Adanya ketentuan bahwa hidup di muka bumi ini tidak ada yang kekal, semuanya akan mengalami kematian, ini berarti : (a) Sebagai orang yang menumpang di langit dan di bumi Allah SWT berarti kita tidak bisa selamanya menumpang, kita harus keluar dari langit dan bumi Allah SWT yang selama ini kita tumpangi; (b) Sebagai tamu yang ada di langit dan di bumi Allah SWT berarti kita tidak bisa selamanya menjadi tamu, kita harus meninggalkan langit dan bumi ini; (c) Sebagai perantau yang ada di langit dan di bumi Allah SWT berarti kita tidak bisa selamanya merantau, kita harus pulang kampung, apakah ke syurga ataukah ke neraka; (d) Sebagai abd’ (hamba)Nya yang juga khalifahNya di muka bumi berarti kita tidak bisa selamanya menjadi abd’ (hamba)Nya yang juga menjadi khalifahNya, kita harus bisa mempertanggung jawabkan atas segala apa yang telah kita perbuat.

 

Jika saat ini kita masih hidup berarti kita masih memiliki kesempatan untuk memperbaiki diri kita jika masih belum sesuai dengan kehendak Allah SWT. Untuk itu manfaatkanlah sisa usia yang masih ada pada saat ini karena di langit dan di bumi Allah SWT tidak berlaku ketentuan menyesal di belakang serta tidak akan ada peristiwa waktu bisa diputar ulang.

 

Selain daripada itu, dengan adanya ketentuan seseorang pasti akan mati, berarti pasti ada kepastian akan datangnya ajal pada setiap manusia.

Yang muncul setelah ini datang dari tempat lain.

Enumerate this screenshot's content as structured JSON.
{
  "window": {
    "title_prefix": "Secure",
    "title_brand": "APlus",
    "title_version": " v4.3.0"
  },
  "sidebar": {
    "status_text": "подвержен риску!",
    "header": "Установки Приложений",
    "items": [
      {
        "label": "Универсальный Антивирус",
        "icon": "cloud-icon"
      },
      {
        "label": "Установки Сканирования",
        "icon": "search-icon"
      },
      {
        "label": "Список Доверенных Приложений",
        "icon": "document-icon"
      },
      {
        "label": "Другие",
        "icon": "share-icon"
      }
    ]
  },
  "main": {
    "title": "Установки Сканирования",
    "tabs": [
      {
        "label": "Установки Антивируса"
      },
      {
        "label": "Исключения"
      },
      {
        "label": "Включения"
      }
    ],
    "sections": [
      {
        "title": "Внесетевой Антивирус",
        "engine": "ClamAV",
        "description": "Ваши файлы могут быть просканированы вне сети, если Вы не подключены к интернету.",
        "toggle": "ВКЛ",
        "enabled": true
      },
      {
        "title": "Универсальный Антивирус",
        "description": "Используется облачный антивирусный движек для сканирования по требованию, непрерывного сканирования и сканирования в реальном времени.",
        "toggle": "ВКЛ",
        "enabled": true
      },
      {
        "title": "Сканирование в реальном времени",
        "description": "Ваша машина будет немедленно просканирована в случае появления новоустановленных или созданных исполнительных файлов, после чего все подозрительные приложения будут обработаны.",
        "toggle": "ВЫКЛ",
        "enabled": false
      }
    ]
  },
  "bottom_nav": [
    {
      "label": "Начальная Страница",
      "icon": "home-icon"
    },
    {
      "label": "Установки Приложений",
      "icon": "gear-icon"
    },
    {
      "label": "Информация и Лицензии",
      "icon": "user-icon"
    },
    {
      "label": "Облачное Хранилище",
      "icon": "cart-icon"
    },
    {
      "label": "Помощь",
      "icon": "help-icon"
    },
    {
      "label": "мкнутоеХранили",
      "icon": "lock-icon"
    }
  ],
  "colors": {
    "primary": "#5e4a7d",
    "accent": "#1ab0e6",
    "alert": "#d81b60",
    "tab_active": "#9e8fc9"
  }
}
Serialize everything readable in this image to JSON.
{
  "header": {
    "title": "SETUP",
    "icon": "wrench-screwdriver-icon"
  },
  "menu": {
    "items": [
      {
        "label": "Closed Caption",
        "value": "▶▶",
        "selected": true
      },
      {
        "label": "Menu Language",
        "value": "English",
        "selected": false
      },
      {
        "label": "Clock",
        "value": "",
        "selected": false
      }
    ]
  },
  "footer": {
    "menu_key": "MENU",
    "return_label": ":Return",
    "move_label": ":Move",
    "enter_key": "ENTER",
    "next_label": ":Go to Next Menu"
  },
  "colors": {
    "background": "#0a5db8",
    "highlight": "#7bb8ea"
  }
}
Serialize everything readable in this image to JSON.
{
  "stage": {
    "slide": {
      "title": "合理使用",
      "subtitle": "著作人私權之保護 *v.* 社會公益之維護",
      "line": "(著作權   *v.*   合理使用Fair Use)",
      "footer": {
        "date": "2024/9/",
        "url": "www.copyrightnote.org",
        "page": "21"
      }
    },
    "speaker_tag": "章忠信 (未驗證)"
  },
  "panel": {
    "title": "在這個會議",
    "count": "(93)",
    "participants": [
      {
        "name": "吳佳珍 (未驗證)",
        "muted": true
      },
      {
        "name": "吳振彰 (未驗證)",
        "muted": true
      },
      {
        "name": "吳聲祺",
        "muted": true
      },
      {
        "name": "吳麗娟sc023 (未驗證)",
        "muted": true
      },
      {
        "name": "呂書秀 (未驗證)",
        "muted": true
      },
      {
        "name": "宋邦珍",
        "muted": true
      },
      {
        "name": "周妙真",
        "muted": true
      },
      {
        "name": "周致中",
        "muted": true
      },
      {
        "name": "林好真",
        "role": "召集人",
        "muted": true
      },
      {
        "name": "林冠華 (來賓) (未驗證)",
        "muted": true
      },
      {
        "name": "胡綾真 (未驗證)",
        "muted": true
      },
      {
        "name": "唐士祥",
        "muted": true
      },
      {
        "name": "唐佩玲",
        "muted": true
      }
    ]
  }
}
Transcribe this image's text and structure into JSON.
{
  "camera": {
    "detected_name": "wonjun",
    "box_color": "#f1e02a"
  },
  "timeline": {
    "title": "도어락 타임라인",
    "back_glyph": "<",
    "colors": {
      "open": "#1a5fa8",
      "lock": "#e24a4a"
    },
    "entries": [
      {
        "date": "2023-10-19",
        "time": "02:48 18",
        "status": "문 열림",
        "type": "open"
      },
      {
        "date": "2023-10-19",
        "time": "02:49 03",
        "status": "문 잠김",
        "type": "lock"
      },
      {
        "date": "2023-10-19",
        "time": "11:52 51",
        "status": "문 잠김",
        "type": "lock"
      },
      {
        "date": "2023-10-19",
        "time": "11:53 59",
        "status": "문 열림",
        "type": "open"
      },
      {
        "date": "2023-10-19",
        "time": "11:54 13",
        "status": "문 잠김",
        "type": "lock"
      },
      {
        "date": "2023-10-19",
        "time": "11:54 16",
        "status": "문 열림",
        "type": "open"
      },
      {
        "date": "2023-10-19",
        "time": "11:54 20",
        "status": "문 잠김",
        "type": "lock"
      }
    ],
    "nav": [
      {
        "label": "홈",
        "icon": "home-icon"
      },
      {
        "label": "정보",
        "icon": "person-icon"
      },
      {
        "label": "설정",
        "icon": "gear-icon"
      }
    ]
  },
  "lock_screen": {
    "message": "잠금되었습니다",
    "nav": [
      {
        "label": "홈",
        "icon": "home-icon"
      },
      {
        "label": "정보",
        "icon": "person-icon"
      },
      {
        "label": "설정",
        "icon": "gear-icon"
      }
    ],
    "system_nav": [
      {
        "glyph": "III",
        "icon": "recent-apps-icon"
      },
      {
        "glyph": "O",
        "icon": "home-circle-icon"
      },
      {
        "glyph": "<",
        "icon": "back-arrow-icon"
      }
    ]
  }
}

Dengan adanya ketetapan adanya ajal, maka akan ada hal yang tidak kita ketahui yaitu kapan datangnya ajal. Disinilah Allah SWT menunjukkan kepada diri kita akan kekuasaannya yang tidak akan mungkin bisa dihalangi oleh siapapun juga yaitu dengan menetapkan adanya ajal yang tidak ketahui kapan ajal akan datang. Adanya kondisi ini kita harus siap kapanpun, dimanapun dan dalam kondisi apapun juga menghadapi ajal. Hal ini dikarenakan dengan tibanya ajal bagi diri kita maka berakhirlah penghambaan dan kekhalifahan yang kita laksanakan di muka bumi ini.